Quality of life

My daughter, Marly, had her baby on Thursday after 40 hours of labor. He is a beautiful sight to see. I am handing out virtual cigars. Grab one before they are gone. Funny thing: He doesn’t look like an alien, Winston Churchill or a cone head, although I have to admit his head does stick a bit in the back, but that’s just extra room for his brain.

Statistics: a respectable eight pounds six ounces, 22 inches in length and his name – Osiris.  Osiris is the Egyptian god of the moon – these kids nowadays.

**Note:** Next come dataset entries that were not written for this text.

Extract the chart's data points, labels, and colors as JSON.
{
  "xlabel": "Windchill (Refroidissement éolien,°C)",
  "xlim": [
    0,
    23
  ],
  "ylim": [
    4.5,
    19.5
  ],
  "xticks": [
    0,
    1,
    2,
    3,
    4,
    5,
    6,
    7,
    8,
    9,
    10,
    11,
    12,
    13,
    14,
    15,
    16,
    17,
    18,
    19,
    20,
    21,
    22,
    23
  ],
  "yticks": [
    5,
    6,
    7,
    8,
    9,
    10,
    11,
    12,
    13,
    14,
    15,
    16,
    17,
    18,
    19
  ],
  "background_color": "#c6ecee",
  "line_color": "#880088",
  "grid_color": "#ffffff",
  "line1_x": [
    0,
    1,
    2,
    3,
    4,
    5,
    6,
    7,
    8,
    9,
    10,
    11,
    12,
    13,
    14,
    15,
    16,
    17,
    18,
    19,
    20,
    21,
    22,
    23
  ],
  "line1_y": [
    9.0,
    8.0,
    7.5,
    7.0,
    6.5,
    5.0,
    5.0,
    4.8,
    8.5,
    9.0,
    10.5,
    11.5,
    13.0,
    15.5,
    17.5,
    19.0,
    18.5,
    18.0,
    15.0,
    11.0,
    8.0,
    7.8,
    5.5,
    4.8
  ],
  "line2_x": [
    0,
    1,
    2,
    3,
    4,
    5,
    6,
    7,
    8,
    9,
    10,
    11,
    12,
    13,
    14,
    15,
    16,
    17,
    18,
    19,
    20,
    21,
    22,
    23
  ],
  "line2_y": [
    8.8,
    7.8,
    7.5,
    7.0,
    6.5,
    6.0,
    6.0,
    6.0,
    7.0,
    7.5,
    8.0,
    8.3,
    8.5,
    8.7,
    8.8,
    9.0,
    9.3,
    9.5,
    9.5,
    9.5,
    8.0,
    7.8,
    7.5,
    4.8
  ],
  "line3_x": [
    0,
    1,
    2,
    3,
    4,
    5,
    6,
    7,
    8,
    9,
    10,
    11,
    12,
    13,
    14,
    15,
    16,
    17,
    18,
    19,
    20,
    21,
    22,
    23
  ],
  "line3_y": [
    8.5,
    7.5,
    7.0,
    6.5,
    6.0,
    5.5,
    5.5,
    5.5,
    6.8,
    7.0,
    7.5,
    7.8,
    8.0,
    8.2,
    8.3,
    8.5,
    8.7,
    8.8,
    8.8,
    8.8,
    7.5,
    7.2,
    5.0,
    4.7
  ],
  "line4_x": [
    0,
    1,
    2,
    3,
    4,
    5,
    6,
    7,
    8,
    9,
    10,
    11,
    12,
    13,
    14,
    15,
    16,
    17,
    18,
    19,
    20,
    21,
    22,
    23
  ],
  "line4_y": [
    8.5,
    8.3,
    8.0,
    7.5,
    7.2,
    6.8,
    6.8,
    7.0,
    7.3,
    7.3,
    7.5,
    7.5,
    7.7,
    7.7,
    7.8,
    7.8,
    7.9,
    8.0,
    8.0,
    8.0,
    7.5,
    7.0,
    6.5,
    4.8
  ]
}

What will his life be like when he gets older; when he reaches the age of consent? What will be the state of our country, of our little burg, of the world? It’s a happy time but you can’t help thinking what his life will be like. If your glass is half-full you will think that his quality of life will be much better than ours. But if your glass is half-empty or someone has been drinking from it when you’re not looking, you may think that his life could be a combination of wars, unemployment and revolution.

I hope and pray that his life is utopian not dystopian. I have hopes that his life will be as easy as mine has been and that he wants for nothing and is as happy with a simple life as he is with a lot of things. What I want for him is a fantastic quality of life.

What would quality of life mean for little Osiris? First, his parents, Marly and Brandon, are good parents and love him, which I know is in the bucket. Second: his health, and the way he looks now, that shouldn’t be a problem. Third: is a roof over his head that he should want for nothing, laid back and loving.

That would be a good quality of life for little Siris, (his parents will no doubt drop the “O” and have already done so in casual conversation) to be loved and know it is the fuel that will get him from one place in this world to another.

The term “quality of life” gets tossed around too frequently and when used too much becomes meaningless. Quality of Life Vitamin Supplements; quality of life Cardiovascular, Cognitive, Digestive Health; Quality of Life Bookstore; healthcare in South Bend, Indiana; the Quality of Life Foundation helping those with nerve damage; American Top States for Business; top states listed for their quality of life are ranked by the factors including crime, health care, local attractions and environmental quality and happy state also a healthy state for business.
Virginia placed number five on CNBC’s Top States for Doing Business, based on competitiveness developed with input from business groups across the country. Oddly, Virginia scored only 18 out of 300 points for quality of life.

Cost of doing business, infrastructure and cost of living came in at 28, 21 and 20 respectively. South Dakota is at the top of the list with 48 for innovation and technology, access to loans 39 and education 30. Virginia ranked eight on education out of a possible 150 points. But let’s keep this in perspective. Think about the rural counties, the counties with the most poverty and the largest unemployment.

Having a job in a place where your family has grown is number one on the quality of life scale. But what bothers me is that the term is thrown around so much it doesn’t mean anything anymore. It seems as if government has hijacked the expression “quality of life” and throws it in whenever it tries to convince people that they are doing a good job.

Is quality of life really good water and sewer service, building permits and widening highways? To my way of thinking, schools make the quality of life cut, but cost of doing business does not.

You’ve heard me refer to the “The Popsicle Index.” It is a “quality of life measurement coined by Catherine Austin Fitts as the percentage of people - in a community who believe that a child in their community can safely leave his or her home, walk to the nearest possible location to buy a popsicle, and walk back home.”

In addition to having a place to actually put your feet without getting run over has a lot to do with Ms. Fitts measurement.

“The Popsicle Index is about how people feel. Our feelings are real. Our feelings and our thoughts invent our world. Our feelings determine how we vote with our money in the marketplace or with our ballot at the polls. Crime may be down, but any mother or father knows it takes twenty years to raise a child and all it takes is one incident for a child to lose their life, their peace of mind or their soul. Moreover, even when reported crime is absent, the Popsicle Index can still be very low. A lot of kids can die from cars driving through a community too fast because the roads are poorly designed and people don’t care much about each other. The absence of evil does not ensure the presence of love. Conscious love is what must be present continuously to raise healthy and safe children,” stated Ms. Fitts in an article on the website www.solari.com.